The one great attempt which we have made in our history to turn our backs on the values which all of this uprooting brought us, and to swim upstream against the principal current in American life, was unquestionably the attempt to create an independent nation out of the southern Confederacy. It was an attempt made by high-minded men who were actuated by the best of motives, and it was doomed to fail; and the men who led the Lost Cause remain the tragic characters of American history, men who fought against destiny, lost, and went into star-crossed legend as persons who had stepped outside of the main pattern.

Of these, the most perplexing in some ways has been Jefferson Davis.

Even more than Lee, Davis has become a marble image; an image bedecked with fewer floral tributes, because Davis was a person who did not inspire acute personal loyalty on the part of strangers, but nevertheless an image rather than a man.

In Jefferson Davis: American Patriot , Mr. Hudson Strode tries very successfully to show the living man back of the image. This book is the first volume of a two-decker which will ultimately encompass all of Davis’ career, and it stops with the outbreak of the Civil War; and it is the most rewarding effort yet made to present Davis as a living, breathing human being, a warm passionate man who did his level best according to his lights and who cannot be faulted too much for the fact that his lights were situated in the wrong part of the sky.

Jefferson Davis: American Patriot, A Biography of the Years before the Great Conflict , by Hudson Strode. Harcourt, Brace and Co. 460 pp. $6.75.

Davis was a plebeian who finally came to speak for and to represent a highly self-conscious aristocracy. He was hot-blooded and impulsive, yet he comes down in history as an austere person whose veins held a mixture of ice water and acid. He was considered, in the North, a most doctrinaire bitter-ender, yet in the South he was accounted a moderate; and he commanded the devotion of hot-blooded men.

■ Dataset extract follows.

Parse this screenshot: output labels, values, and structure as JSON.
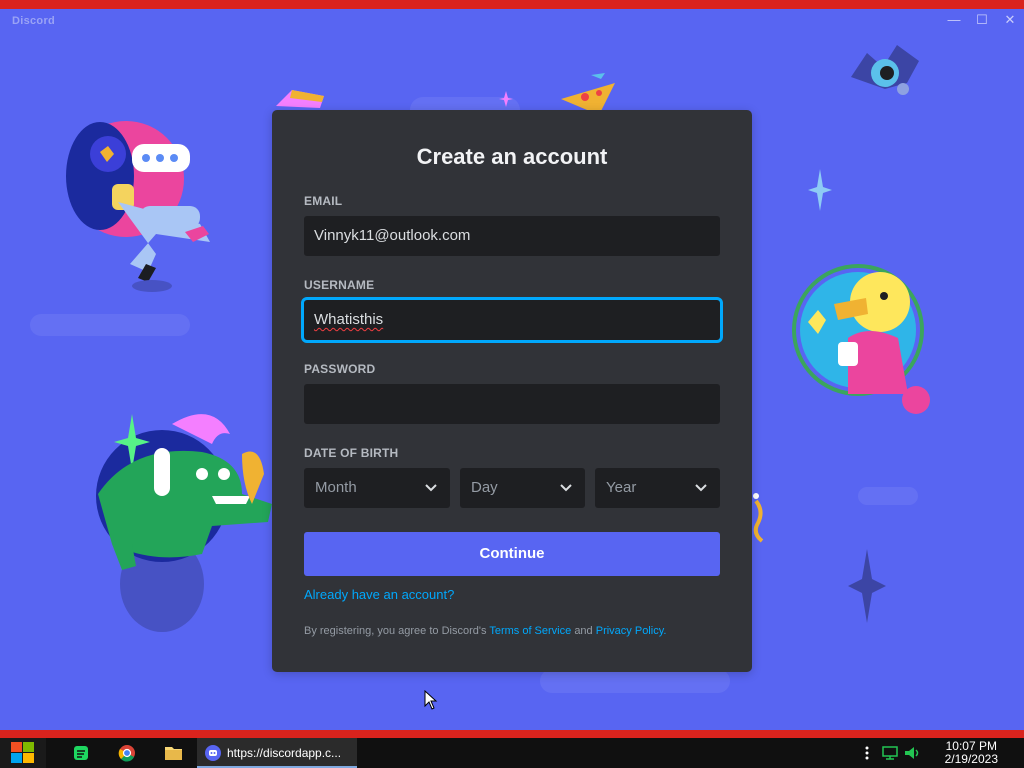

He was caught up, it appears, in a cause that led him where he might not have gone of himself. He had much of Lincoln’s background. He was, in essence, a frontiersman. He was court-martialed at West Point, and very nearly dismissed, for going off-limits for drinking bouts at the notorious Benny Haven’s; he was an indifferent student there, high on the demerit list, and not at all the devoted, rigidly controlled man of legend. It seems clear, from Mr. Strode’s account, that when he left the Army to become a Mississippi planter he stepped into a new role, shaped himself to fit it, and in essence created a new person of himself. Back of the president of the Confederate States, unseen by most biographers, there was a very different sort of person; a rather appealing man, whom it would be possible to like as well as to admire.

It seems very likely that before he gets through Mr. Strode will have produced the definitive biography of Davis. His second volume will be worth waiting for.